Di sini menurut saya, konsep Hifdz al-din atau kewajiban melindungi agama dalam Islam sangat relevan bagi perjuangan penghapusan diskriminasi berdasarkan agama dan kepercayaan. Yang dimaksud dengan perlindungan terhadap agama ini bukan sekadar bagi Islam saja, tapi bagi seluruh penganut agama apapun. Karena soal beragama tidak bisa diintervensi oleh siapapun, sebagaimana sebuah keyakinan yang tidak bisa dipaksakan kepada siapapun.
Saya kira, kita harus mengembalikan makna Islam dengan sebenar-benarnya sehingga Islam bisa memberikan kontribusi besar bagi upaya-upaya penegakan hak-hak asasi manusia dan penghapusan diskriminasi. Label kafir dapat saja melekat pada diri siapapun yang anti kemanusiaan, entah muslim, yahudi, kristen, kepercayaan, dan sebagainya. Karena menurut saya, “al kafirun humudzolimun”, yang kafir adalah yang berbuat zalim, diskriminatif dan menindas sesamanya.

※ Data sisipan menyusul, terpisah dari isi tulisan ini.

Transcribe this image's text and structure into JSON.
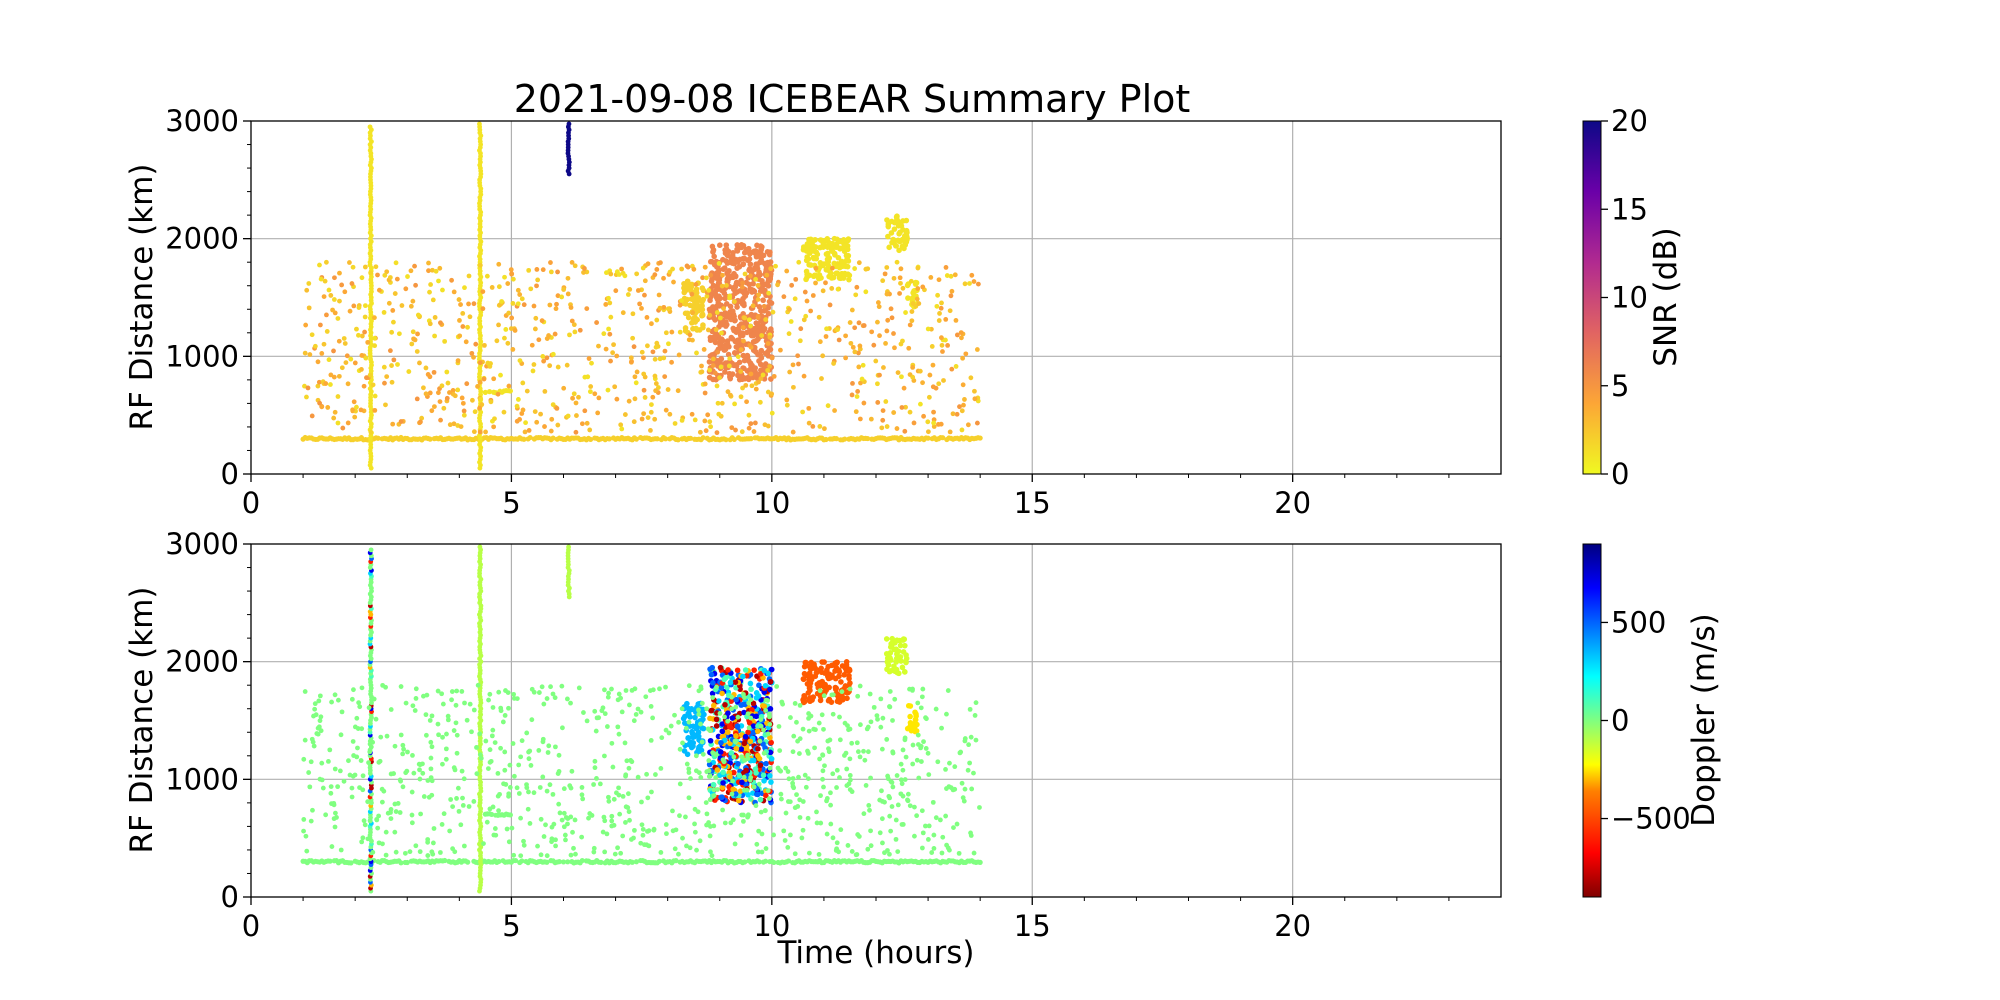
{
  "figure": {
    "title": "2021-09-08 ICEBEAR Summary Plot"
  },
  "chart_data": [
    {
      "type": "scatter",
      "panel": "top",
      "ylabel": "RF Distance (km)",
      "xlabel": "",
      "xlim": [
        0,
        24
      ],
      "ylim": [
        0,
        3000
      ],
      "xticks": [
        "0",
        "5",
        "10",
        "15",
        "20"
      ],
      "yticks": [
        "0",
        "1000",
        "2000",
        "3000"
      ],
      "grid": true,
      "colorbar": {
        "label": "SNR (dB)",
        "range": [
          0,
          20
        ],
        "ticks": [
          "0",
          "5",
          "10",
          "15",
          "20"
        ],
        "colormap": "plasma_r"
      },
      "events": [
        {
          "kind": "band",
          "x": [
            1.0,
            14.0
          ],
          "y": 300,
          "value": 2
        },
        {
          "kind": "column",
          "x": 2.3,
          "y": [
            50,
            2950
          ],
          "value": 1
        },
        {
          "kind": "column",
          "x": 4.4,
          "y": [
            50,
            2980
          ],
          "value": 1
        },
        {
          "kind": "column",
          "x": 6.1,
          "y": [
            2550,
            2980
          ],
          "value": 20
        },
        {
          "kind": "band",
          "x": [
            4.5,
            5.0
          ],
          "y": 700,
          "value": 1
        },
        {
          "kind": "cluster",
          "x": [
            8.3,
            8.7
          ],
          "y": [
            1200,
            1650
          ],
          "value": 2
        },
        {
          "kind": "cluster",
          "x": [
            8.8,
            10.0
          ],
          "y": [
            800,
            1950
          ],
          "value": 6
        },
        {
          "kind": "cluster",
          "x": [
            10.6,
            11.5
          ],
          "y": [
            1650,
            2000
          ],
          "value": 1
        },
        {
          "kind": "cluster",
          "x": [
            12.2,
            12.6
          ],
          "y": [
            1900,
            2200
          ],
          "value": 1
        },
        {
          "kind": "cluster",
          "x": [
            12.6,
            12.8
          ],
          "y": [
            1400,
            1650
          ],
          "value": 1
        },
        {
          "kind": "scattered",
          "x": [
            1.0,
            14.0
          ],
          "y": [
            350,
            1800
          ],
          "value": 3
        }
      ]
    },
    {
      "type": "scatter",
      "panel": "bottom",
      "ylabel": "RF Distance (km)",
      "xlabel": "Time (hours)",
      "xlim": [
        0,
        24
      ],
      "ylim": [
        0,
        3000
      ],
      "xticks": [
        "0",
        "5",
        "10",
        "15",
        "20"
      ],
      "yticks": [
        "0",
        "1000",
        "2000",
        "3000"
      ],
      "grid": true,
      "colorbar": {
        "label": "Doppler (m/s)",
        "range": [
          -900,
          900
        ],
        "ticks": [
          "−500",
          "0",
          "500"
        ],
        "tick_values": [
          -500,
          0,
          500
        ],
        "colormap": "jet_r"
      },
      "events": [
        {
          "kind": "band",
          "x": [
            1.0,
            14.0
          ],
          "y": 300,
          "value": 0
        },
        {
          "kind": "column",
          "x": 2.3,
          "y": [
            50,
            2950
          ],
          "value": "mixed"
        },
        {
          "kind": "column",
          "x": 4.4,
          "y": [
            50,
            2980
          ],
          "value": -100
        },
        {
          "kind": "column",
          "x": 6.1,
          "y": [
            2550,
            2980
          ],
          "value": -100
        },
        {
          "kind": "band",
          "x": [
            4.5,
            5.0
          ],
          "y": 700,
          "value": 0
        },
        {
          "kind": "cluster",
          "x": [
            8.3,
            8.7
          ],
          "y": [
            1200,
            1650
          ],
          "value": 350
        },
        {
          "kind": "cluster",
          "x": [
            8.8,
            10.0
          ],
          "y": [
            800,
            1950
          ],
          "value": "mixed"
        },
        {
          "kind": "cluster",
          "x": [
            10.6,
            11.5
          ],
          "y": [
            1650,
            2000
          ],
          "value": -450
        },
        {
          "kind": "cluster",
          "x": [
            12.2,
            12.6
          ],
          "y": [
            1900,
            2200
          ],
          "value": -150
        },
        {
          "kind": "cluster",
          "x": [
            12.6,
            12.8
          ],
          "y": [
            1400,
            1650
          ],
          "value": -250
        },
        {
          "kind": "scattered",
          "x": [
            1.0,
            14.0
          ],
          "y": [
            350,
            1800
          ],
          "value": 0
        }
      ]
    }
  ]
}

Dalam konteks ini pula, saya pun merasa prihatin terkait dengan hadirnya sejumlah rancangan perundang-undangan, seperti: RUU Kerukunan Umat Beragama, RUU Hukum Terapan Peradilan Agama dalam Bidang Perkawinan, dan lain-lain, yang memuat unsur-unsur diskriminasi dan membeda-bedakan agama di dalamnya. Terlebih itu dilakukan atas nama ajaran agama dan dilakukan pula oleh lembaga yang mewakili agama-agama. Sekali lagi, ini adalah sebuah kekeliruan pembacaan teks yang tidak mempertimbangkan konteks sosial dengan meniadakan teks-teks lain, sekaligus contoh konkret bagaimana agama menjadi alat kekuasaan.
Terakhir, saya ingin mengutip sebuah syair seorang tokoh sufi muslim, Ibnu Arabi, yang layak direnungkan oleh para tokoh dan pemeluk agama, serta para pemimpin dan pengambil kebijakan. “Hati saya telah terbuka untuk menerima kenyataan-kenyataan. Ada padang rumput bagi gembala kijang-kijang untuk makan. Ada kelenteng-kelenteng diperuntukkan bagi para rahib. Ada pure-pure, dan ada orang-orang Thawaf di Ka’bah. Ada lempeng-lempeng Taurat dan ada lembaran-lembaran Quran. Saya beragama dengan agama cinta. Kemanapun kendaraan cinta itu ada, maka itu adalah agama saya.” Desantara- KH. Husein Muhammad (Pengasuh Pesantren Fahmina, Cirebon)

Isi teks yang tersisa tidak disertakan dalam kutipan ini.